Speaking from the IPT, Rachel Logan, Amnesty UK’s Legal Advisor, said:
“We now know that the government sees nothing wrong in routinely spying on the confidential communication between lawyers and clients.
“This clearly violates an age-old principle of English law set down in the sixteenth century; that the correspondence between a person and their lawyer is confidential.
“It could mean, amazingly, that the government uses information they have got from snooping on you, against you, in a case you have brought.
“That affords the government an unfair advantage akin to playing poker in a hall of mirrors.
“Today’s revelations call into question a whole range of concluded cases in which the government has been involved from criminal convictions to asylum proceedings.

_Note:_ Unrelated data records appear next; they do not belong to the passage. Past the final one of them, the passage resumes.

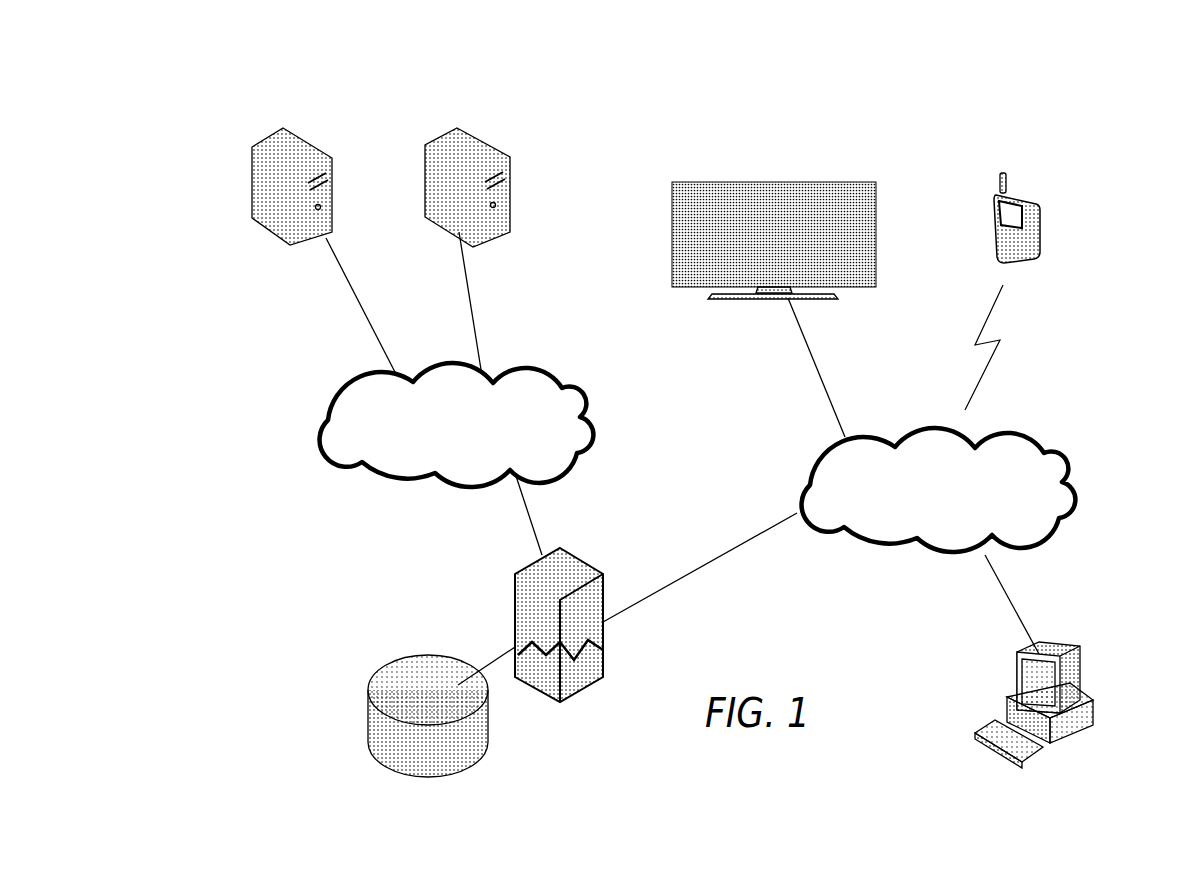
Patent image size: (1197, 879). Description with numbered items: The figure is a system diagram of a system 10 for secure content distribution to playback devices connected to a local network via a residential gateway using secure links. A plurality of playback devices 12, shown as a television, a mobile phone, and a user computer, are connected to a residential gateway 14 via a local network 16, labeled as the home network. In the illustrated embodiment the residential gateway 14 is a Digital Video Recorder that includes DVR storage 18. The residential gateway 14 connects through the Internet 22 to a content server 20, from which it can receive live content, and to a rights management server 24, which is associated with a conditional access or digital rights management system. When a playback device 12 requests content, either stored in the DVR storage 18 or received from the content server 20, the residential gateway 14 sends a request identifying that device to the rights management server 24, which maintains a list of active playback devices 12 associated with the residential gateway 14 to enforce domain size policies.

The system 10 is at (1065, 137).
The playback devices 12 is at (718, 182).
The residential gateway 14 is at (587, 560).
The local network 16 is at (1042, 447).
The DVR storage 18 is at (383, 667).
The content server 20 is at (457, 130).
The Internet 22 is at (313, 425).
The rights management server 24 is at (282, 153).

“It also calls into question the professional and ethical conduct of individual lawyers working for the government.
“It’s no wonder the government resisted making this disgraceful policy public.
“The government’s disingenuous reliance on ‘national security’ as a reason for not making this policy public previously, is not only deceitful but hugely sinister.”
Amnesty’s counsel told the Court that the guidance contemplates a systematic invasion by state agents of a right at English common law which is absolute, and a key protection of human rights law.
Edited versions of secret documents relating to the conditions under which lawyers’ phones and emails can be intercepted have been released by the government in a rare public hearing of the investigatory powers tribunal (IPT), which examines complaints against the intelligence services and government use of surveillance.
The government had adamantly refused to reveal the secret policy guidance in three previous hearings citing ‘national security’ grounds, but finally abandoned this claim at today’s hearing.
Amnesty believes the newly-revealed documents raise serious questions about the legality of government policy and practice.